By Ayla Ellison
Know that it's worse for them—especially on the way back down.
Your baby isn't being a baby when she's screaming as you land—what you're experiencing as a mild muffling may be excruciating pain for your kids.
In fact, a 2007 study found that 22 percent of kids may experience ear drum damage due to the pressure changes on a flight, compared to only 10 percent of adults.
"During ascent and descent in air travel, surrounding air pressure changes are equilibrated to the pressure in one's ears through a small tube, called the Eustachian tube," says Paul Bikhazi, MD, of EvergreenHealth Ear, Nose, Throat Care in Kirkland, WA. "Failure to accomplish this pressure equalization can lead to pain and a significant sense of ear plugging. Children and particularly babies can have underdeveloped eustachian tubes, increasing their risk of ear pain during air travel."
The act of chewing and swallowing can shift the ear enough to help the eustachian tube do its job.
"For small infants, feeding can help, as the sucking and swallowing can help to equalize pressure more quickly," says Karen Fratantoni, MD, MPH, medical director of the Complex Care Program at Children's National Health System.

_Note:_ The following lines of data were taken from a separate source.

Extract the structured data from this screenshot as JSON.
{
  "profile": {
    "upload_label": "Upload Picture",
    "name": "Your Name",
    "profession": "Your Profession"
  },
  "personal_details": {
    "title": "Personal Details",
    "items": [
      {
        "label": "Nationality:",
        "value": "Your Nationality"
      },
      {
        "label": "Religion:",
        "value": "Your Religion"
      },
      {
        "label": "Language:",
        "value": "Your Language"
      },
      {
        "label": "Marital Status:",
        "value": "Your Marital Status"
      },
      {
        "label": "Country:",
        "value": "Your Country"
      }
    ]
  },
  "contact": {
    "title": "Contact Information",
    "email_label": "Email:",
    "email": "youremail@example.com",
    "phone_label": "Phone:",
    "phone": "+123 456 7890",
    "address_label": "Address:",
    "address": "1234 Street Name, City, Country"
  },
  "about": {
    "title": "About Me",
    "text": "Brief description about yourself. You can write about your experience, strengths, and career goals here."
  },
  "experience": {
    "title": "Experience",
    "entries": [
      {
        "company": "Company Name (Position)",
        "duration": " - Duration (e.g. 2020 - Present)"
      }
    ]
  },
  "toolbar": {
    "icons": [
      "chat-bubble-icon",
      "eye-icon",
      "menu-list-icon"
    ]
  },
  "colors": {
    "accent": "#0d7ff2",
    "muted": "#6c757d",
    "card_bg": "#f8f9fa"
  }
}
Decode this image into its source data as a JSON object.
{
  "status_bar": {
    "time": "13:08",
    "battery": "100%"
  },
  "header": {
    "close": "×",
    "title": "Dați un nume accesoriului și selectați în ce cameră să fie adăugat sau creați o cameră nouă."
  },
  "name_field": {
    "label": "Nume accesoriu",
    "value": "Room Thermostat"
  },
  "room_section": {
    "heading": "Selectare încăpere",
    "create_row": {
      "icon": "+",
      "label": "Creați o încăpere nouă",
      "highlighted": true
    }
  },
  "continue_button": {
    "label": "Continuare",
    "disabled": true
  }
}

Encourage older kids to take small bites of a snack, sips of a drink with a straw, or keep chewing gum throughout takeoff and landing to help equalize the pressure.
A stuffy nose could block the eustachian tube, making it more difficult for your child's ear pressure to equalize.
Try having an older child blow his nose, or using a saline spray to clear out mucus from your baby's nose could reduce the impact.
The jury is out as to whether antihistamines help—some studies have shown that adults may benefit, but kids may not be so lucky.
"Medications such as Sudafed and Afrin are not clinically proven to prevent ear pain in children during air travel," Dr. Bikhazi says. If you want to try it, give your child the proper dosage 30 minutes before takeoff or landing.
The sucking motion can be just as effective as chewing and swallowing at helping the eustachian tube equalize the pressure.
If your child is old enough, hard candy can work wonders; for the very young, that pacifier can come in handy.
Crying babies may not have any fans on airplanes, but a little sobbing can help clear the ears.
"Crying actually helps in the process of opening the eustachian tubes," Dr. Bikhazi says.
If you can bear it, let Junior wail.
Encourage older kids to yawn, stretch their mouth wide, or do the Valsalva maneuver—a technique that involves plugging your nose and swallowing or exhaling through the nose.
It may be tempting to let sleeping babies and kids lie, but resist the urge. If your child's asleep, she won't be swallowing, chewing or yawning as much as she would otherwise.
She could even be risking an ear drum injury.
If your child has ear infection symptoms, check in with your pediatrician a few days before your flight.
"If your child has an ear infection prior to air travel, they may have an increased risk of ear pain during their flight," says Dr. Bikhazi. "In addition, there is a risk of ear drum rupture. If one's child is sick or has an ear infection prior to air travel, they may require medical treatment with antibiotics prior to proceeding with your travel plans."